Fast unbemerkt im ganzen Böhmermanngetöse hat die evangelische Kirche in Berlin-Brandenburg beschlossen, dass homosexuelle Paare heiraten dürfen. Ganz normal wie Mann und Frau. Vor dem Altar, mit Pastor und Ringen und allem, was dazugehört.

 

Ein Schritt nach vorne - die evangelische Kirche ist damit weiter als der deutsche Staat. Der macht immer noch einen Unterschied: Eingetragene Lebensgemeinschaften für Schwule und Lesben, die Ehe nur für Mann und Frau.

 

Die Kirche war ja immer Sittenwächterin in Sachen Liebe - über Jahrhunderte. Dabei hat sie sich nicht gerade mit Ruhm bekleckert und hat oft fatal gegen ihre eigenen Moralvorstellungen verstoßen. Trotzdem: immer noch erwarten viele, dass die Kirche moralische Orientierung gibt. Klar: In nichts kann man sich so verirren, wie in der Liebe. Und da möchte man sich an irgendwas festhalten können.

 

Aber wie sieht eine Liebesmoral aus, die uns hilft - heute, in unserem Leben, in unserer Welt? Wieviel Freiheit braucht die Liebe? Und wieviel Sitte und Moral? Für manche ist das ganz klar. Der junge Mann, der sich im letzten Sommer nach einer Trauung in unserer Kirche völlig empört vor mir aufbaute und sagte: Eine Kirche, in der ein Adam einen Adam heiraten könne, die würde ja wohl ihre eigenen Werte verraten. Ich musste erstmal einen Moment nachdenken - ein Adam einen Adam? Ja, klar. Ein Mann einen Mann. Schwule Ehen meinte er. Das stünde ja schließlich in der Bibel, dass das nicht erlaubt sei.

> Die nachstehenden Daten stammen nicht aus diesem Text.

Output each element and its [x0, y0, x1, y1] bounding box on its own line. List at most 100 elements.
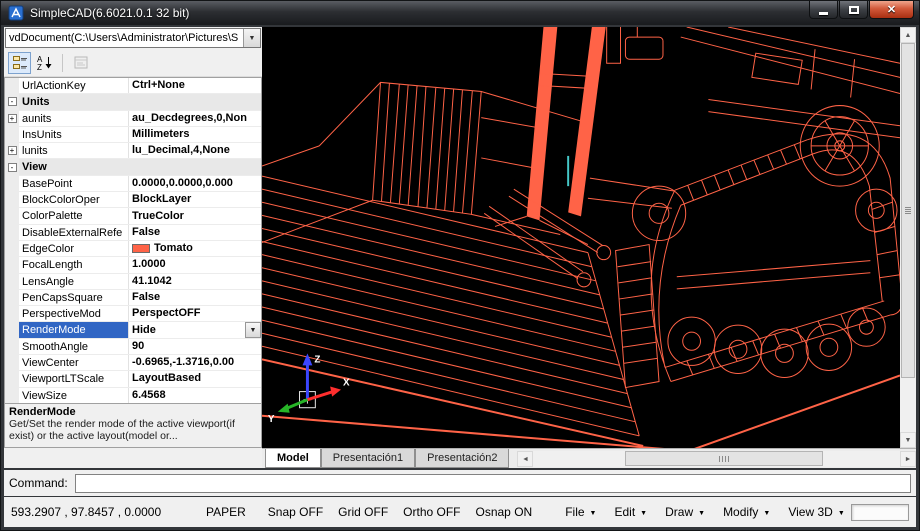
status-toggle[interactable]: Osnap ON	[476, 505, 533, 519]
property-value[interactable]: TrueColor	[129, 208, 261, 223]
property-row[interactable]: + aunits au_Decdegrees,0,Non	[5, 111, 261, 127]
property-name[interactable]: ViewCenter	[19, 355, 129, 370]
status-toggle[interactable]: Grid OFF	[338, 505, 388, 519]
property-name[interactable]: PerspectiveMod	[19, 306, 129, 321]
drawing-viewport[interactable]: Z X Y	[262, 27, 900, 448]
close-button[interactable]: ✕	[869, 1, 914, 19]
layout-tab[interactable]: Presentación1	[321, 449, 415, 468]
property-row[interactable]: - Units	[5, 94, 261, 110]
status-menu[interactable]: Modify ▼	[723, 505, 770, 519]
command-input[interactable]	[75, 474, 911, 493]
minimize-button[interactable]	[809, 1, 838, 19]
property-row[interactable]: LensAngle 41.1042	[5, 274, 261, 290]
property-value[interactable]: False	[129, 225, 261, 240]
property-name[interactable]: BasePoint	[19, 176, 129, 191]
viewport-hscrollbar[interactable]: ◄ ►	[517, 451, 916, 467]
property-value[interactable]: Millimeters	[129, 127, 261, 142]
status-menu-label: Draw	[665, 505, 693, 519]
property-value[interactable]: LayoutBased	[129, 371, 261, 386]
scroll-up-icon[interactable]: ▲	[900, 27, 916, 43]
maximize-button[interactable]	[839, 1, 868, 19]
property-value[interactable]: BlockLayer	[129, 192, 261, 207]
property-row[interactable]: BasePoint 0.0000,0.0000,0.000	[5, 176, 261, 192]
property-value[interactable]: 41.1042	[129, 274, 261, 289]
scroll-left-icon[interactable]: ◄	[517, 451, 533, 467]
property-name[interactable]: lunits	[19, 143, 129, 158]
vscroll-track[interactable]	[900, 43, 916, 432]
scroll-down-icon[interactable]: ▼	[900, 432, 916, 448]
title-bar[interactable]: SimpleCAD(6.6021.0.1 32 bit) ✕	[1, 1, 919, 25]
property-name[interactable]: View	[19, 159, 129, 174]
layout-tab[interactable]: Model	[265, 449, 321, 468]
status-toggle[interactable]: Ortho OFF	[403, 505, 460, 519]
status-toggle[interactable]: Snap OFF	[268, 505, 323, 519]
property-name[interactable]: BlockColorOper	[19, 192, 129, 207]
property-name[interactable]: LensAngle	[19, 274, 129, 289]
status-menu[interactable]: View 3D ▼	[788, 505, 844, 519]
property-row[interactable]: InsUnits Millimeters	[5, 127, 261, 143]
property-name[interactable]: ViewportLTScale	[19, 371, 129, 386]
property-value[interactable]: Hide ▼	[129, 322, 261, 337]
property-row[interactable]: ViewCenter -0.6965,-1.3716,0.00	[5, 355, 261, 371]
categorized-button[interactable]	[8, 52, 31, 74]
status-menu[interactable]: Draw ▼	[665, 505, 705, 519]
document-combo[interactable]: vdDocument(C:\Users\Administrator\Pictur…	[5, 28, 261, 48]
property-value[interactable]: False	[129, 290, 261, 305]
property-name[interactable]: Units	[19, 94, 129, 109]
property-name[interactable]: InsUnits	[19, 127, 129, 142]
expander-icon[interactable]: -	[8, 97, 17, 106]
scroll-right-icon[interactable]: ►	[900, 451, 916, 467]
property-row[interactable]: UrlActionKey Ctrl+None	[5, 78, 261, 94]
paper-space-button[interactable]: PAPER	[206, 505, 246, 519]
hscroll-track[interactable]	[533, 451, 900, 467]
property-name[interactable]: PenCapsSquare	[19, 290, 129, 305]
property-row[interactable]: RenderMode Hide ▼	[5, 322, 261, 338]
property-value[interactable]: au_Decdegrees,0,Non	[129, 111, 261, 126]
property-name[interactable]: SmoothAngle	[19, 339, 129, 354]
property-row[interactable]: PerspectiveMod PerspectOFF	[5, 306, 261, 322]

Und wenn die Kirche nicht mehr aufpassen würde, dass wir uns auf die rechte Art und Weise lieben, dann sei das ja wohl der Untergang der christlichen Werte. Dahinter steckt wohl die tiefe Angst: Wenn mir keiner mehr sagt, was richtig und falsch ist und wie ich leben soll, dass dann alles zusammenbricht in dieser sowieso schon so chaotisch-undurchschaubaren Welt.

 

Also, was braucht die Liebe? Erstmal braucht sie Küsse. „Es ist gut, den Morgen immer mit einem Kuss zu beginnen“. Sagt der Papst. In seinem neuen Lehrbrief mit dem Namen: Amoris laetitia - Freude der Liebe. Selbst wenn ein Mann einen Mann küsst und eine Frau eine Frau, verurteilt der Papst das nicht mehr. Das ist neu. Und gut. Heiraten allerdings ist etwas nur für Frau und Mann, da bleibt der Papst beim Alten.

 

Die Liebe braucht ein gerüttelt Maß an Freiheit. Sonst erstickt sie. Sie braucht auch Moral. Sonst wird sie willkürlich. Aber eine, die sich aus ihr selbst, aus der Liebe ableitet. Eine Moral aus Liebe.

 

Die Kirche verrät nicht ihre Werte, wenn sie homosexuelle Ehen schliesst. Auch, wenn man die Bibel so verstehen kann. Es gibt einen Maßstab, der höher ist, als alle moralischen Vorstellungen, viel höher. Bei wohl jeder Trauung sagen wir Pastoren diesen Bibelvers: „Gott ist die Liebe. Und wer in der Liebe bliebt, der bleibt in Gott und Gott in ihm.“ Maßstab kann nur die Liebe selbst sein. In der Liebe und in den Augen Gottes gelten keine moralischen Abwertungen, weil ich so oder so geprägt bin.

Eine Moral aus Liebe - die führt zu Toleranz und Respekt. Auch für die, die anders leben und lieben, als ich.

 

Ich wünsche Ihnen eine gute Nacht - und, wenn Sie können, denken Sie beim Aufstehen daran: Es ist gut, den Morgen immer mit einem Kuss zu beginnen.